When you enter the world of NFT’s, you must understand that it’s currently like the Wild Wild West. While there are amazing people in this space, there are also those who are out for a buck and will take advantage of you at every turn. Being a “crypto cowboy” definitely has its ups, but you may find your wallet cleaned out if you aren’t careful.
What is a Rug Pull?
A rug pull (or rug, for short) is based on the saying “to pull the rug (out from (under) someone).” Essentially, it’s when a project sets itself up to seem legitimate, and when the mint day arrives, they take your money and run, rarely to be found again.
It is also important to note that in the current NFT space, there are two main types of rug pulls. One is set up as a cash grab, while the other is far more malicious and aims to take everything from your crypto wallet.
Cash Grab Vs. Rug Pull
The cash grab aspect of a rug pull is when a project sets everything up to seem legitimate, and upon getting everyone their NFT, they take the money and abandon the project, leaving holders with a worthless asset. While very simple in concept, this scam has happened dozens of times in the NFT world and will continue to happen so long as new, uninformed investors enter the space.
While no matter what, getting scammed is a pain and a letdown, the secondary rug is far more malicious.
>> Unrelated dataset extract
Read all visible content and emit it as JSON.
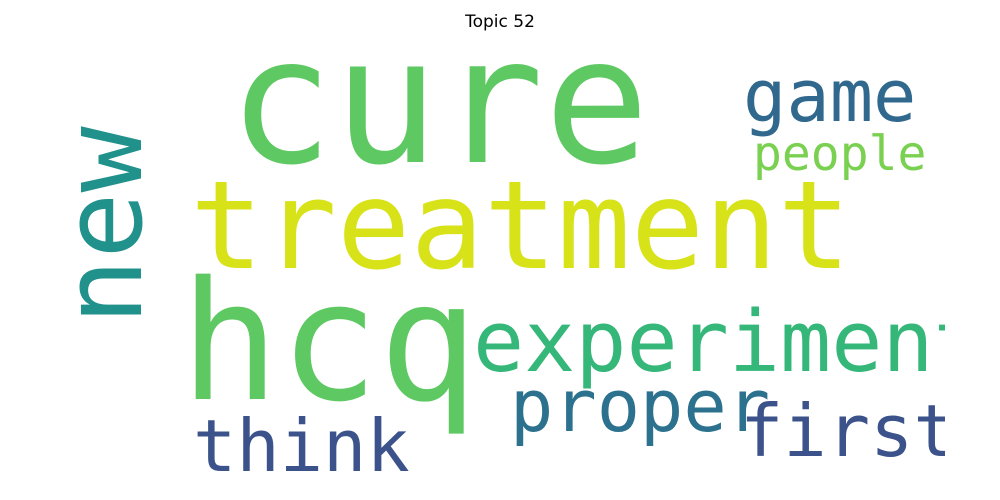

This type of rug pull involves smart contracts that utilize investors’ lack of knowledge in the crypto world. To put it simply, instead of signing the contract and paying the amount to “mint” the project, the contract that you sign is set up to drain the max amount of contents of your wallet. From crypto to NFT’s, if you’re not careful, you could quite literally be handing over all of your assets.
With NFT projects popping up left and right, it’s easy to get lost in the mad dash to get in early. It’s in this mad dash that allows you to let your guard down and get into a project that doesn’t have good intentions. While some projects are clearly a front for something more sinister, others are incredibly advanced and far harder to spot. So, what are these red flags?
Some of the biggest things to look out for when researching an NFT are the project’s engagement, timeline, and team.
Suppose you find a project with a considerable number of followers on social, but their engagement is low in comments and on their Discord. In that case, that is a point where you should begin to raise your eyebrows, get a little skeptical, and look deeper into the project.
You may think to yourself, “oh, they have over 100k followers; this seems legit!”. What you need to be aware of is the fact that many projects will purchase follower bots to make themselves look more legitimate.
With a little bit of digging and attention, you will find that in these scams, the engagement from their “community” is slim to none.
Another tell-tale sign is by checking into their Discord. Suppose they have 100k followers on Twitter and only a few hundred or thousand discord members, or again, the engagement is low or nonexistent. In that case, that is reason to be suspect and continue to research further.
Another red flag to look out for is the project’s timeline. Did this project just pop up? Are they constantly rushing the community, making them think they need to act fast? Do they throw around a lot of FOMO (fear of missing out)? Many recent rugs in the NFT space have been carried out quickly.
A project will pop out of the woodwork only to tell everyone, “hurry up before you miss out!”, this creates an atmosphere of demand, making people invest in the project without thinking or doing research. While legitimate projects like to pop up and build hype quickly, a legitimate project will not rush you to make a purchase. In fact, many times, a legitimate project will give minters multiple hours or even days to make their final decision to purchase.
Never rush into a project without doing your research first; It will rarely be worth the headache.
Another red flag to look out for is the team and how they engage with the community. While many projects won’t dox their team members for anonymity purposes, far more legitimate projects provide high levels of transparency. Though many educated investors like to ensure the team is honest and can carry out the promised deliverables, an un-doxxed team isn’t necessarily a reason to flag something as a rug right away.
Doxxed or un-doxxed, professionalism is the key point in identifying a rug. A project is only as good as its team, and if you find the team retaliates or is threatened by questions, there is likely a reason for that. And that reason would be because you are scaring off others who they could take advantage of. If moderators of the project are taking things personally, threatening or kicking users who ask questions, or just ignoring blatant holes in the project, it’s probably best to run.
While this article may serve as a general guide to warn and inform, there is definitely more research to carry out, and scammers are getting better at what they do every day.
Be safe out there and always remember; if something sounds too good to be true, it probably is. And on top of everything else, do your own research (DYOR) and do your necessary due diligence (DD).